At that moment, I decided to love again – completely.

I had a little conversation with my tiny babe deep within me, and apologized for all the time I had lost.  We shared the news with friends and colleagues, I bought a teeny pair of newborn pants and kept them on my desk then I could feel them and hold them.  We explained to our daughter that there was a baby in Mama's abdomen.  When we eventually shared the news of our pregnancy with the world, my eye was bursting with happiness and gratitude – both for the child nosotros were expecting and for the personal growth I've pushed myself towards in the wake of our loss.

My 2d child, Major, with his proud big sister Marlowe in 2017.
Photograph by Courtney Ann Photography

I, of course, fought the fear of loss every day…until we welcomed our son Major in Oct 2016. Even during my third pregnancy in 2019,  I even so had moments of panic and wariness that my worst fear could once again come up truthful, long after the four-calendar month mark.  I immune myself those moments, and tried to breathe through them.  When I was scared, I would speak to my third kid, another boy: I would encourage him to stay with us, and tell him how much we are longing to hold him and to welcome him into our family unit.

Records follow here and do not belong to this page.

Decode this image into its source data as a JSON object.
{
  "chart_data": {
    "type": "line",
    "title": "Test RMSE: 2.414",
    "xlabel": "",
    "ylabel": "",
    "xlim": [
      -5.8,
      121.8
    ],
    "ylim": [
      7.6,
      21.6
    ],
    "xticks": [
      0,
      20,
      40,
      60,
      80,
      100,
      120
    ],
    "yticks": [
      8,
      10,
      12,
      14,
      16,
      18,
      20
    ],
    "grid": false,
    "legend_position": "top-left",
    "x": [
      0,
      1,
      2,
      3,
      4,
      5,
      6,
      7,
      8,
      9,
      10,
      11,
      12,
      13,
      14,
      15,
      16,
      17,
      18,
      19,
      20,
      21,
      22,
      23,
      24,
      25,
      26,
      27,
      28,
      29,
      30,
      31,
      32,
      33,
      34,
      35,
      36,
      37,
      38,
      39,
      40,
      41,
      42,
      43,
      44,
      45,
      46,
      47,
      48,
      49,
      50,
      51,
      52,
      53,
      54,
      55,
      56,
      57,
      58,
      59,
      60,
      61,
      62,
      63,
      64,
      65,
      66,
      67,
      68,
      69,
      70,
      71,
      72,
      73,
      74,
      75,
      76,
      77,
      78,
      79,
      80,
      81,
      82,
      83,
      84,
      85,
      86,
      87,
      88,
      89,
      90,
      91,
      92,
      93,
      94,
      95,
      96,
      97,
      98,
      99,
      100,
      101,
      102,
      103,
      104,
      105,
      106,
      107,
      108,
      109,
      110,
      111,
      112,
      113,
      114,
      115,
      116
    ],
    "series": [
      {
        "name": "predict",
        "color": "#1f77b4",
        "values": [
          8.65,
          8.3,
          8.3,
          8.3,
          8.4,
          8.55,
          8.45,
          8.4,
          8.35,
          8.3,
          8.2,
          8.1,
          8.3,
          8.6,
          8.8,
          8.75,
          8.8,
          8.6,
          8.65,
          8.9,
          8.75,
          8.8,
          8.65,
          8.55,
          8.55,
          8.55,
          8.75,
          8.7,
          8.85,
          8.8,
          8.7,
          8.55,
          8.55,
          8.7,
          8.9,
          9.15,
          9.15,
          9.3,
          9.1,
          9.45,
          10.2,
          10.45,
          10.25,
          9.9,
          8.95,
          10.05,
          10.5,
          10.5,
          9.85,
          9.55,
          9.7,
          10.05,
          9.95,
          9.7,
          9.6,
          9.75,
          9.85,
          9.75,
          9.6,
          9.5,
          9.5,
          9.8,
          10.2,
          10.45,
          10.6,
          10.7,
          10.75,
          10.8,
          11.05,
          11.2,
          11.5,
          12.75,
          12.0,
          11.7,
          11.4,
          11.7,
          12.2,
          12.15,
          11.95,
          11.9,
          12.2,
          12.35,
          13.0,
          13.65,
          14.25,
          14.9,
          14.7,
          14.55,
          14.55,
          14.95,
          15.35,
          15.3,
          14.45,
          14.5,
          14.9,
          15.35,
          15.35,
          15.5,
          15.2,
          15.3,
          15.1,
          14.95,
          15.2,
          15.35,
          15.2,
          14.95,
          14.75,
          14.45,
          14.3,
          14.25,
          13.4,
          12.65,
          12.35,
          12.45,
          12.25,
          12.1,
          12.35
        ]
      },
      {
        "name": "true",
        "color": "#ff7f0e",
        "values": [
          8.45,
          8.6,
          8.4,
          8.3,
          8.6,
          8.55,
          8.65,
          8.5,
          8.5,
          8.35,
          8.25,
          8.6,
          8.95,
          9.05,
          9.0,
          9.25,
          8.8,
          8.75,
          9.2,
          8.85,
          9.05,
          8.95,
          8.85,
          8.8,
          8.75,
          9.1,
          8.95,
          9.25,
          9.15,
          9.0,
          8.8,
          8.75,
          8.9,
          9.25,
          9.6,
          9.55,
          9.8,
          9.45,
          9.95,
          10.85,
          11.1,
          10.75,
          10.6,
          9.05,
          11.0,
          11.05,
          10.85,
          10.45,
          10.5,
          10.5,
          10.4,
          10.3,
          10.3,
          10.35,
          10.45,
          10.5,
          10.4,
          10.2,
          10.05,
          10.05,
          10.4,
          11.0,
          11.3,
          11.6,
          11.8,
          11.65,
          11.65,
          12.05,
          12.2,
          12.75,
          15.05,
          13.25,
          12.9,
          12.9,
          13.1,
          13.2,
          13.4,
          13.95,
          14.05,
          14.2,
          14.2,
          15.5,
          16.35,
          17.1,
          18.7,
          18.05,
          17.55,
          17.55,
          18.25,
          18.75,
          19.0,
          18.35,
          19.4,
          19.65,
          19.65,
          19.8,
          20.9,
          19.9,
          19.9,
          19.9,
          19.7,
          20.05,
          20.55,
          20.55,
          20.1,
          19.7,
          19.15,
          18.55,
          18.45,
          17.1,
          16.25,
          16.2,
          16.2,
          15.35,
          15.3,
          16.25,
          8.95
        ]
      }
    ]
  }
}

Equally 1 of my favorite lines by poet Rumi estimates:

"There are hundreds of ways to kneel and kiss the footing."

-Rumi

Update:

Writing this blog post almost 4 years ago was extremely cathartic for me, just also scary in so many ways. The feelings I was exploring within myself felt then complicated, and contrary to each other – and I carried them almost every day with so much loneliness.  At the time, there weren't many people talking about the ups and downs of miscarriage…and the long term effects that the devastation of miscarriage can have on subsequent pregnancies.  I'one thousand and then glad that at that place is more than of an openness at present surrounding miscarriage and the feelings associated with it, but we yet accept so far to come in terms of opening this space to less stigma.  I'grand so grateful for the family that I accept today, and I desire to extend my deepest, open up-hearted love and condolences to any family or person going through a miscarriage or pregnancy loss today.  And the same for the individuals braving the landscape of pregnancy later loss. I hope you lot tin observe a little comfort in these words.